More than just a Weed: About the nourishing, strengthening and healing Effect of Stinging Nettle

“The stinging nettle is such a wonderful plant that it should actually be growing all around our hearts”, Rudolf Steiner once wrote. Because all the parts of this protective herb, whose name comes from its painful properties, demonstrably nourish, strengthen and heal. Young leaves can be eaten as a spicy spinach-like vegetable, its seeds have a stimulating effect that can relieve fatigue or sharpen focus, and its root helps to flush out bacteria as well as purify the body.  
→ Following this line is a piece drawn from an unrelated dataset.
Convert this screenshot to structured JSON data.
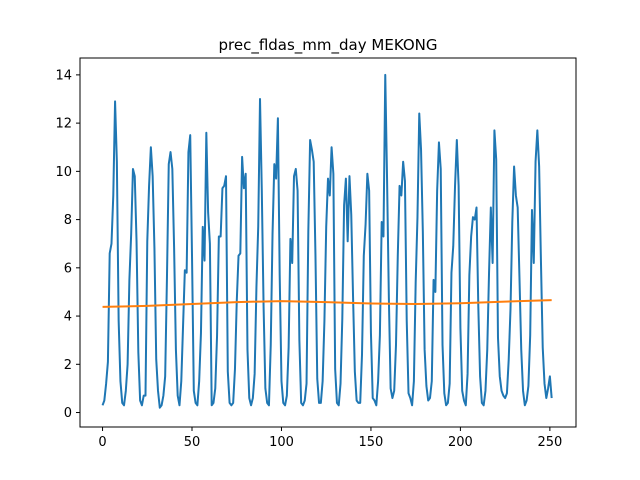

However, the founder of anthroposophy did not only recommend the “queen of herbs” to harmonise the organism or to regulate the iron balance. He also urged using the plant, which many people today mercilessly ban from their gardens, in agriculture to revitalise the soil and nature as a whole. Indeed, it plays an important role in our ecosystem – such as a source of food for a great many insect species or as a natural means of combating mites, which is successfully used in biodynamic viticulture, for instance.

The long underestimated plant, which last year was awarded the title “Medicinal Plant of the Year 2022”, is incredibly versatile. Urtica dioica, as it is called in Latin, has been used for thousands of years as a raw material to produce paper and as a fibre plant to manufacture clothes and dye wool.  
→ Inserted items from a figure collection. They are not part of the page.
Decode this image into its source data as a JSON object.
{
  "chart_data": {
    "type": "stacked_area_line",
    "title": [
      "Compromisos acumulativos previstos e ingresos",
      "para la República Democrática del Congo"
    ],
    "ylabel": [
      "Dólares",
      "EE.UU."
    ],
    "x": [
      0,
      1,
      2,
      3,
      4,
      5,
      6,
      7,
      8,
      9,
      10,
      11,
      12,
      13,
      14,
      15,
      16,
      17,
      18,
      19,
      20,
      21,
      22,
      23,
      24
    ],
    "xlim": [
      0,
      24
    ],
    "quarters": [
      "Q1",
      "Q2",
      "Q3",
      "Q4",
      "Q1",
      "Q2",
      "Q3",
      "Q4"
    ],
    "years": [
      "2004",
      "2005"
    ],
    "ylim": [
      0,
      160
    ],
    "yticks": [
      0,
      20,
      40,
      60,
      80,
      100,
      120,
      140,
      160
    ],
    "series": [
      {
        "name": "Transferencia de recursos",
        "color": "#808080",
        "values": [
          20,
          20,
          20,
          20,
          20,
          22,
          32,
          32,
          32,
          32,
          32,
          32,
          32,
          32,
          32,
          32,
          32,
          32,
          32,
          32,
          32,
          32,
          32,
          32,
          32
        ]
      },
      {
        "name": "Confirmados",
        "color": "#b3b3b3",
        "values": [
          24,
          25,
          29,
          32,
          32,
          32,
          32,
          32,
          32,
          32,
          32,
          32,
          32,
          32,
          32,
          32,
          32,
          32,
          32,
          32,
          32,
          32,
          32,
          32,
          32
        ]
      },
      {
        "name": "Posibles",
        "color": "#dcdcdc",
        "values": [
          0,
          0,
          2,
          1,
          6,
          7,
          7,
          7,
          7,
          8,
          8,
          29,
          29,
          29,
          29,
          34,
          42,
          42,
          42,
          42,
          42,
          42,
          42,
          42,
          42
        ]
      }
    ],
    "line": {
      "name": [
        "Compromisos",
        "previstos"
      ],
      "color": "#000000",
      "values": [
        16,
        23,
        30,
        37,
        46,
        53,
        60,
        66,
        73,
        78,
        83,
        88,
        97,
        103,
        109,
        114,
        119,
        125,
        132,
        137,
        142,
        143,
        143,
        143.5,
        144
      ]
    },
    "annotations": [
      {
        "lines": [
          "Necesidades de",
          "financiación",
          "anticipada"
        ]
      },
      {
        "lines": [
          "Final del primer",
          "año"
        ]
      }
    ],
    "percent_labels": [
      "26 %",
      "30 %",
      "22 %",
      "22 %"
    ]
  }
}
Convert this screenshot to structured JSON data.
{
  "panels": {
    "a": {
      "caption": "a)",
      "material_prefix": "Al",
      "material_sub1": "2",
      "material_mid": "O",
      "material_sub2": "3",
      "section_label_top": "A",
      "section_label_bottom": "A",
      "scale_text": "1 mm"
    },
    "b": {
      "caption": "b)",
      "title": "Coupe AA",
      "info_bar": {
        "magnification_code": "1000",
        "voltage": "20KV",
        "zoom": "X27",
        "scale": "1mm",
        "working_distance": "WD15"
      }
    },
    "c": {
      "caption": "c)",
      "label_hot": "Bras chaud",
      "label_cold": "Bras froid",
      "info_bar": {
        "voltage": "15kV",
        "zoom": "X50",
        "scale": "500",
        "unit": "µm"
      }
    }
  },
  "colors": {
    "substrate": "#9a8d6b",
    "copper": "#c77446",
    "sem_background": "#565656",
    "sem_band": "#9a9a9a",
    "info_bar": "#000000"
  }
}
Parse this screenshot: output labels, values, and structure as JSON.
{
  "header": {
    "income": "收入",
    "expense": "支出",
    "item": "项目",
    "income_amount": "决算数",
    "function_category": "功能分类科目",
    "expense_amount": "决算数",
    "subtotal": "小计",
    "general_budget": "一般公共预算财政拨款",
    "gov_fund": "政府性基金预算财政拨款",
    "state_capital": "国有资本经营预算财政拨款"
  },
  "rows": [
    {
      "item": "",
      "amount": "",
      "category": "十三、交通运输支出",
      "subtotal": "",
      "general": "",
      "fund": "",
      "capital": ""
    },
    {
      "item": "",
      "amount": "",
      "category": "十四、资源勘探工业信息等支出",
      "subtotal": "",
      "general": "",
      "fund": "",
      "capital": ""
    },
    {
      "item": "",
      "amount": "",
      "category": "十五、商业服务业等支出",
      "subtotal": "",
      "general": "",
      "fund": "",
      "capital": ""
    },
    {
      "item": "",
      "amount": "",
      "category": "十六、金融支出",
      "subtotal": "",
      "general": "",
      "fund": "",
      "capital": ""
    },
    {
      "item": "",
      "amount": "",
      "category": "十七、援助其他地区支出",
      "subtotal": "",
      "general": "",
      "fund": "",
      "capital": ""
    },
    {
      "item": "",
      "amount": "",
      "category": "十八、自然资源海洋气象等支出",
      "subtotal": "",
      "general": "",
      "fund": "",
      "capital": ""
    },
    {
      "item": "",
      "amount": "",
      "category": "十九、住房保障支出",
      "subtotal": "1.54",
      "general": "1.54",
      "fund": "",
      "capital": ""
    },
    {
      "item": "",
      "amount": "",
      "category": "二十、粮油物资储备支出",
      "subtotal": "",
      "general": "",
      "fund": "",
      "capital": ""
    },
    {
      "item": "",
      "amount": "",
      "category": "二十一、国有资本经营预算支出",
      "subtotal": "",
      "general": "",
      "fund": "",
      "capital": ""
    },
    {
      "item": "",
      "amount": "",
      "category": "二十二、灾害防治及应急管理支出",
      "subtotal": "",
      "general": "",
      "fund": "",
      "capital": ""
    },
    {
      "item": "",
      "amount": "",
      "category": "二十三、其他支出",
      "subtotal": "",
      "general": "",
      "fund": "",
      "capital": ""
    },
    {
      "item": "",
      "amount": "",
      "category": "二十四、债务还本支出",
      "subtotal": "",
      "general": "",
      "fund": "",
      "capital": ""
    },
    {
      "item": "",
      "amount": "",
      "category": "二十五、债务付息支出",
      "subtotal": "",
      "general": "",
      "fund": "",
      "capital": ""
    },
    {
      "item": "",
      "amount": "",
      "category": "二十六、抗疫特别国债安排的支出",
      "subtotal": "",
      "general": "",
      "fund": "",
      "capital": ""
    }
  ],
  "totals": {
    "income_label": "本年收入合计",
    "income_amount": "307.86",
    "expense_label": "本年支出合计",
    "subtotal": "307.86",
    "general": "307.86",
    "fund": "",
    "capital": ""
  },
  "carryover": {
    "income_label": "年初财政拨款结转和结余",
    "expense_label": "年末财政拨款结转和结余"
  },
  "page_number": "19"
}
Hortus officinarum, an association that promotes the preservation and cultivation of medicinal plants on a biodynamic basis and whose work the Software AG Foundation supports, describes the stinging nettle as a “faithful companion”, and not only in this context. According to the non-profit association from Switzerland, mighty, upright nettles, which can grow to a height of over one metre, are found wherever there is a surplus of nutrients in the soil that needs to be balanced out. “As a pronounced nitrogen indicator, it is considered a crop companion. Once planted, it spreads via its bright yellow underground runners and can be harvested for many years”, Ruth Richter from Hortus Officinarum explains further.

It is much more difficult to grow Urtica urens, whose seeds are difficult to obtain even in botanical gardens in Switzerland, but which is no less important for anthroposophic medicine. Small or “dwarf” nettle hairs irritate the skin more than those of its big sister, which is why it is used as a remedy mainly for insect bites, burns and rashes.